Create strong relationships with staff. When chief executive officer Doug Ivester and chief marketing officer Sergio Zyman left Coca Cola, Goldman soon followed, realizing that the emotional connection she felt with the company was due largely to how much she thought of them as leaders.

“That is something I realize in my own company, that people typically don’t leave jobs, they leave bosses,” says Goldman. “Trying to make myself the best leader, mentor, teacher, and motivator that I can possibly be is much on my mind, and I’m training my reports to do the same thing.”

In a testament to her success, some of her employees at Coca Cola have followed her to Spanx, and others still come to her for advice years later.

Make sure to have big, hairy, aggressive goals. Goldman maintains that having a big vision creates its own motivation. Coca Cola was a sponsor of the Olympic torch relay before the Olympics in Atlanta in 1996, and Goldman had the idea of selling memorabilia along the torch’s path. But she was told, “You can’t do that — the torch never stops. The relay goes for 90 days, running around country, and it is only in one place for a few hours.”

Undaunted, Goldman took a page from NASCAR. She turned huge tractor trailers into stores and had them leapfrogging from one location to the next, replenishing along the way. “When you think about big goals and believe them possible and they happen, you get addicted to the feeling of excitement from making that vision a reality,” says Goldman.

She came to Spanx with exactly that mentality. Early on she remembers telling retailers, “We might have only one little pocket in your department now, but we are going to be your biggest vendor.”

Even though the competition was huge, well capitalized, and had decades of experience, she planted those seeds, and today Spanx has about 100 employees and sells its products across the world, in Singapore, South Korea, Germany, UK, Switzerland, Philippines, Caribbean, Hong Kong, Mexico, Austria, Australia, and Canada. Among its slimming hosiery products are an all-hosiery bra, body suits, men’s compression undershirts, a maternity line, and swimsuits. In 2006 Spanx created a less expensive brand it called Assets. About 40 percent of its hundreds of products are made in North Carolina and the rest are produced worldwide.

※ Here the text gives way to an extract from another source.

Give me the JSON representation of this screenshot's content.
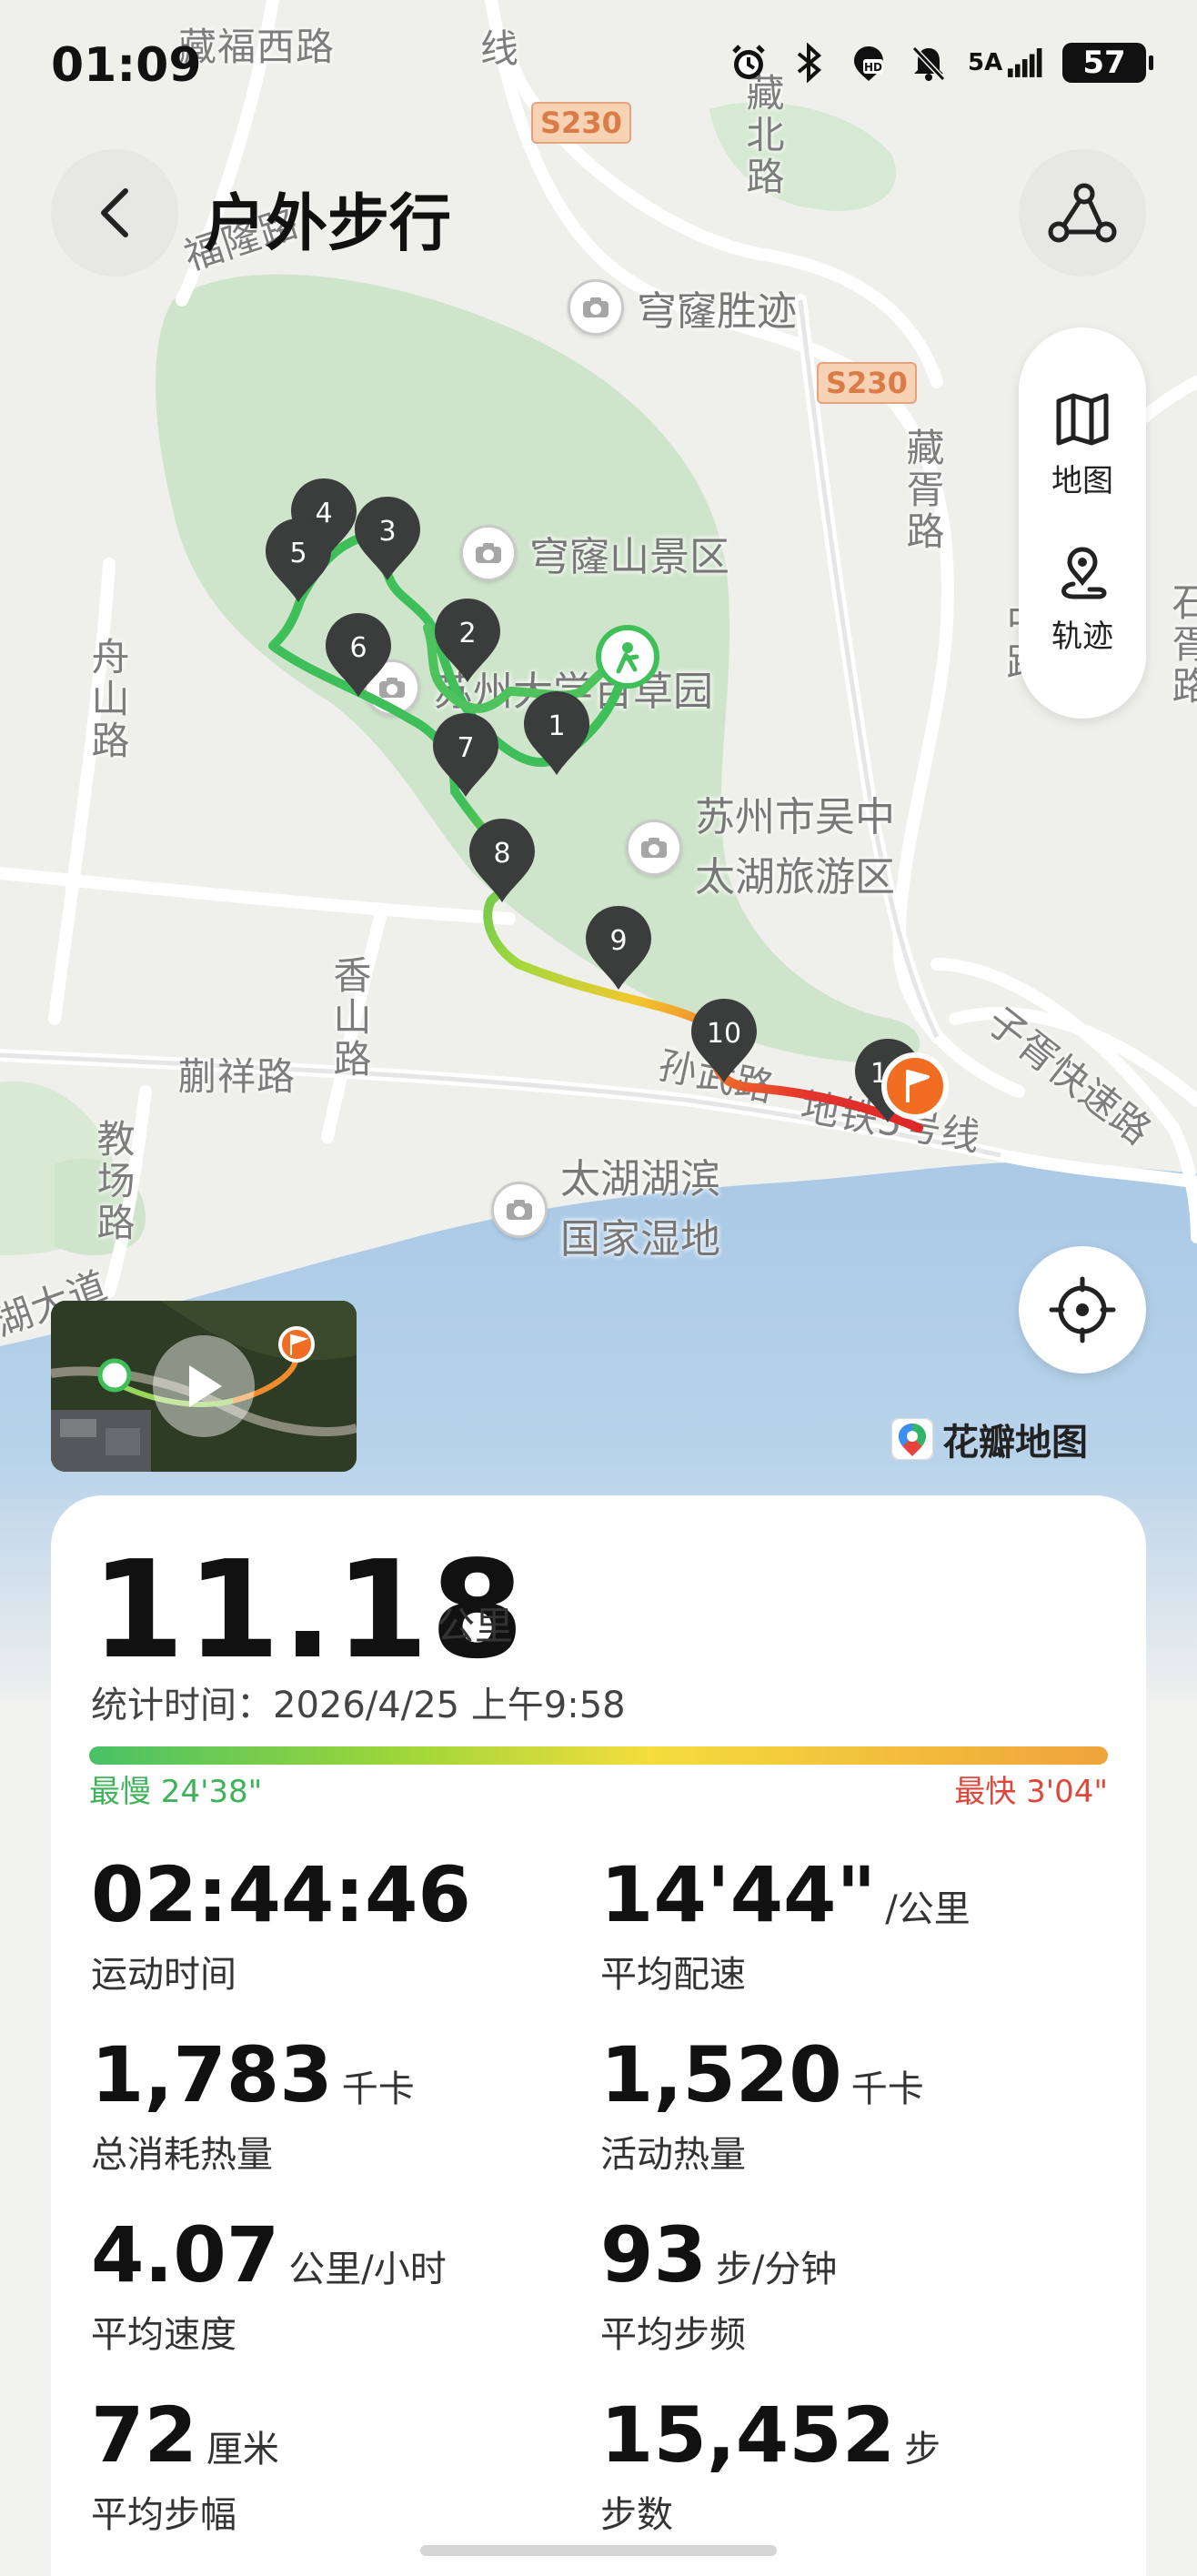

In the United States Spanx sells to stores like Nieman Marcus, Sacks, Nordstrom and Lord and Taylor. It also sells in thousands of boutiques, through QVC, and at chains that sell different sizes, like Lane Bryant.

“We solve problems for women size 2 to 22,” says Goldman. Her customers reach across the lifecycle, she says — young women who wear Spanx’s Power Panties to their proms, women who have just had a baby, women in their 40s for whom “things aren’t looking the way they used to,” and grandmothers going on cruises to celebrate their 50th anniversaries.

Spanx transformed the original purpose of panty hose — created by men to make women’s legs look better — to one that better served women, helping them to get rid of panty lines while making them look thinner. “That was the concept that started the company,” says Goldman. “Since then, Spanx has been about slimming and solving problems.”

The company uses the latest technology to figure out how to do this and does lots of wear testing on real women. “They used to see if things fit by putting them on plastic forms,” says Goldman, “but how does a plastic form know if its waist is being pinched?” And, she adds, plastic forms don’t get depressed if they don’t look good in their clothes.